JOSÉ TOLENTINO DE MENDONÇA,  ESTRANEI ALLA TERRA – CROCETTI, MILANO 2023

José Tolentino de Mendonça (Machico 1965), cardinale, teologo, docente universitario, dal settembre 2022 è Prefetto del Dicastero per la cultura e l’educazione. Recentemente vincitore del Premio Lerici Pea, nel 2014 ha rappresentato il Portogallo nella Giornata Mondiale della Poesia. Tra i temi principali delle sue numerose raccolte di versi, oltre a un rapporto intimamente vissuto con la natura, troviamo la riflessione filosofica sulla libertà e sul tempo come eventi dell’umano e del sovrumano, inseriti in un ambito di pensiero cristiano apertamente ecumenico.

Estranei alla terra è il suo ultimo volume, edito da Crocetti: comprende i versi pubblicati in La strada bianca del 2005 e in Teoria della frontiera del 2017. A conclusione di entrambe le sezioni, Mendonça ha voluto apporre due riflessioni teoriche su significato e finalità della poesia, di cui sottolinea il carattere dissidente, ereticale, addirittura guerrigliero e fuorilegge: “Una poesia abbraccia precisamente l’impurezza che il mondo ripudia”. Nella sua “estraneità alla terra”, la poesia assume la forma di apostasia, indifferente all’“onnipotenza di ciò che è visibile, stabile, appreso”.

Per nulla consolatoria o devozionale, la voce intensamente spirituale di José Tolentino Mendonça è anche profondamente incarnata nell’innocente “materialità del corpo”, nella sua “esatta trasparenza”: “Ogni corpo è sempre senza speranza / e, tuttavia, la speranza / solo ai corpi appartiene”. I corpi abbruttiti e sofferenti degli emarginati e dei clandestini, destinati ad assumere su di sé “la spazzatura del mondo”, in realtà rivestono i panni luminosi degli angeli di Jahvé.

C’è, nella poesia di Mendonça, un’esplicita e orgogliosamente esibita ostilità verso il limite, la costrizione, la regola imposta: “malgrado fissa dimora e orari stabiliti / è per strada che dormiamo, a cielo aperto”, mentre è all’infinito che aspira, allo sconfinato di cui giustamente parla Alessandro Zaccuri nella partecipe prefazione, quando afferma che solo la poesia – in virtù della sua smisuratezza, della sua “natura originaria e insieme insurrezionale” -, è autorizzata ad avventurarsi nelle regioni dell’interiorità e del sacro.

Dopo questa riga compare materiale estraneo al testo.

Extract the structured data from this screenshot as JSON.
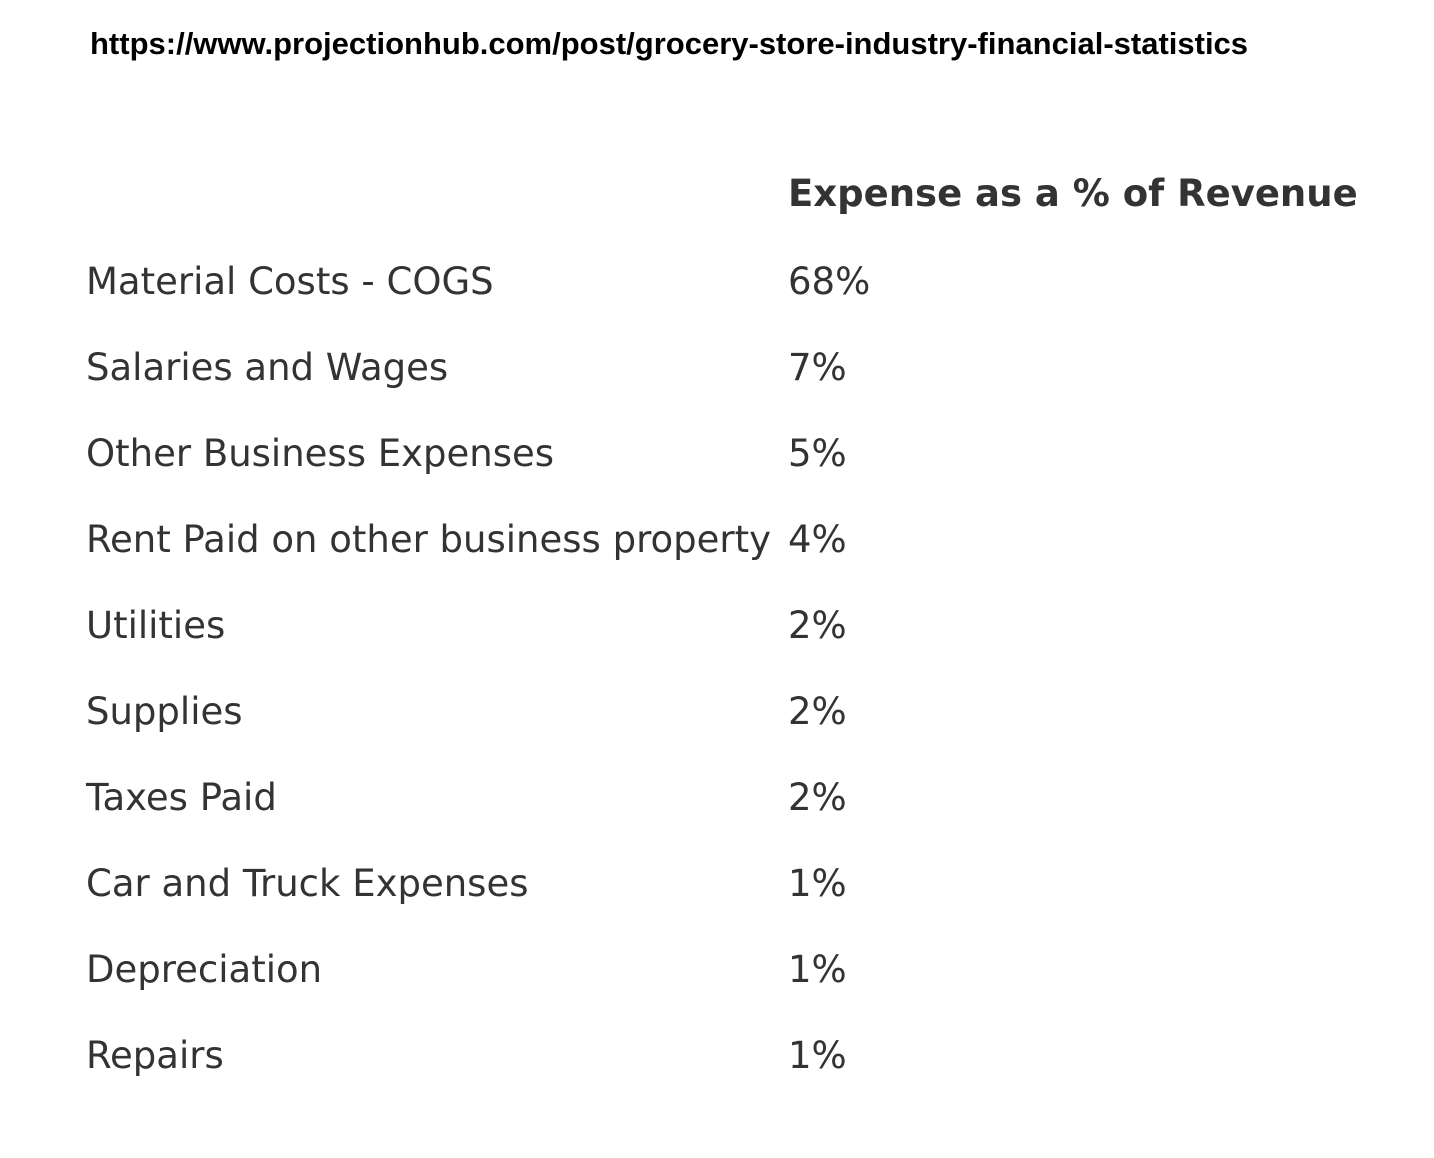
{
  "header": {
    "url": "https://www.projectionhub.com/post/grocery-store-industry-financial-statistics"
  },
  "table": {
    "column_header": "Expense as a % of Revenue",
    "rows": [
      [
        "Material Costs - COGS",
        "68%"
      ],
      [
        "Salaries and Wages",
        "7%"
      ],
      [
        "Other Business Expenses",
        "5%"
      ],
      [
        "Rent Paid on other business property",
        "4%"
      ],
      [
        "Utilities",
        "2%"
      ],
      [
        "Supplies",
        "2%"
      ],
      [
        "Taxes Paid",
        "2%"
      ],
      [
        "Car and Truck Expenses",
        "1%"
      ],
      [
        "Depreciation",
        "1%"
      ],
      [
        "Repairs",
        "1%"
      ]
    ]
  }
}
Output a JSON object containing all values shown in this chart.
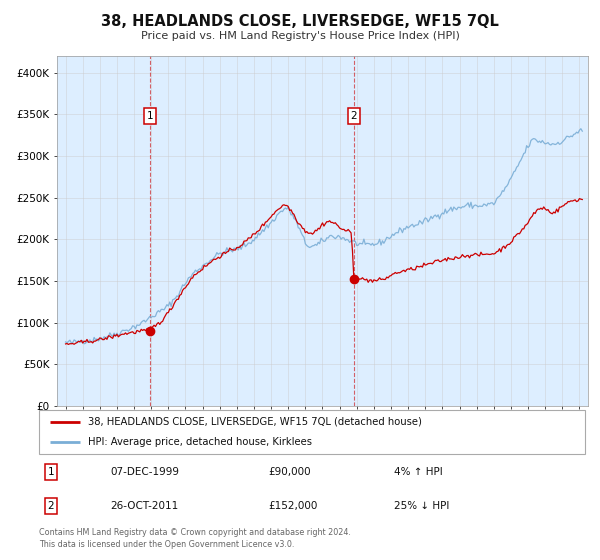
{
  "title": "38, HEADLANDS CLOSE, LIVERSEDGE, WF15 7QL",
  "subtitle": "Price paid vs. HM Land Registry's House Price Index (HPI)",
  "legend_line1": "38, HEADLANDS CLOSE, LIVERSEDGE, WF15 7QL (detached house)",
  "legend_line2": "HPI: Average price, detached house, Kirklees",
  "transaction1_date": "07-DEC-1999",
  "transaction1_price": "£90,000",
  "transaction1_hpi": "4% ↑ HPI",
  "transaction1_year": 1999.93,
  "transaction1_value": 90000,
  "transaction2_date": "26-OCT-2011",
  "transaction2_price": "£152,000",
  "transaction2_hpi": "25% ↓ HPI",
  "transaction2_year": 2011.82,
  "transaction2_value": 152000,
  "footer_line1": "Contains HM Land Registry data © Crown copyright and database right 2024.",
  "footer_line2": "This data is licensed under the Open Government Licence v3.0.",
  "red_color": "#cc0000",
  "blue_color": "#7aaed6",
  "background_color": "#ffffff",
  "shaded_region_color": "#ddeeff",
  "grid_color": "#cccccc",
  "ylim": [
    0,
    420000
  ],
  "xlim_start": 1994.5,
  "xlim_end": 2025.5
}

Della riflessione introspettiva il poeta conosce beneficio e seduzione, ma anche il turbamento e “l’indefinibile inquietudine”, il “governo del vuoto / … la caduta senza fine”. La noche oscura di San Juan de la Cruz preme su di lui con lo strazio dell’inadeguatezza, del dubbio e dell’abbandono: “a volte vedo andare a rotoli / giù per le scale la mia vita”, “Da parte mia non so mai / se sono irrimediabilmente lontano o troppo vicino a Dio”, “immagino il mio scendere nel buio / scialuppa calata nella solitudine”.

A salvarlo interviene la nostalgia di assoluto, l’attesa del miracolo, la fede che supera ogni confine spazio-temporale: “l’anima non abita dentro il proprio tempo / porta con sé una fragranza lontana”.

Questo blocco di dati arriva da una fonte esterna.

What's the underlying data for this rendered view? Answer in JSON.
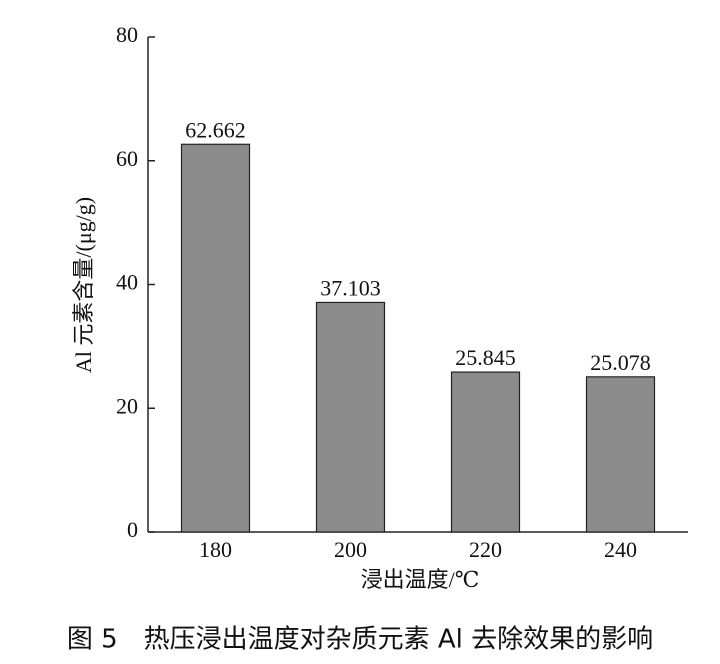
{
  "chart_data": {
    "type": "bar",
    "categories": [
      "180",
      "200",
      "220",
      "240"
    ],
    "values": [
      62.662,
      37.103,
      25.845,
      25.078
    ],
    "color": "#8c8c8c",
    "ylim": [
      0,
      80
    ],
    "yticks": [
      0,
      20,
      40,
      60,
      80
    ],
    "x_label": "浸出温度/℃",
    "y_label": "Al 元素含量/(μg/g)",
    "caption": "图 5　热压浸出温度对杂质元素 Al 去除效果的影响",
    "grid": false
  }
}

La volontà di partecipare alla storia, quella mitologica e millenaria e quella più recente (l’assassinio di Pasolini, il consumismo, il delirio televisivo, la corruzione ambientale e morale), si scontra con il timore di non riuscire a giustificare l’assedio del reale (“Io dicevo alle montagne: ‘cadete sopra di me’ / e alle colline: ‘nascondetemi’”).

Nella ricchezza di originali metafore visive e uditive, i versi di Mendonça si accendono di colori e suoni quando descrivono la natura assolata od ombrosa, che nel fitto della vegetazione, nel violento abbattersi delle tempeste o negli abissi siderali, mantiene traccia di un passaggio celeste: “il fruscio d’argento del fogliame / anticipa il passo dell’angelo, nel buio”, “in mezzo a quella terra incolta  / eriche, rovi, lentischi, mirti e ginestre / crescono come se lì ci fosse qualcosa / grazie a cui restare in vita”.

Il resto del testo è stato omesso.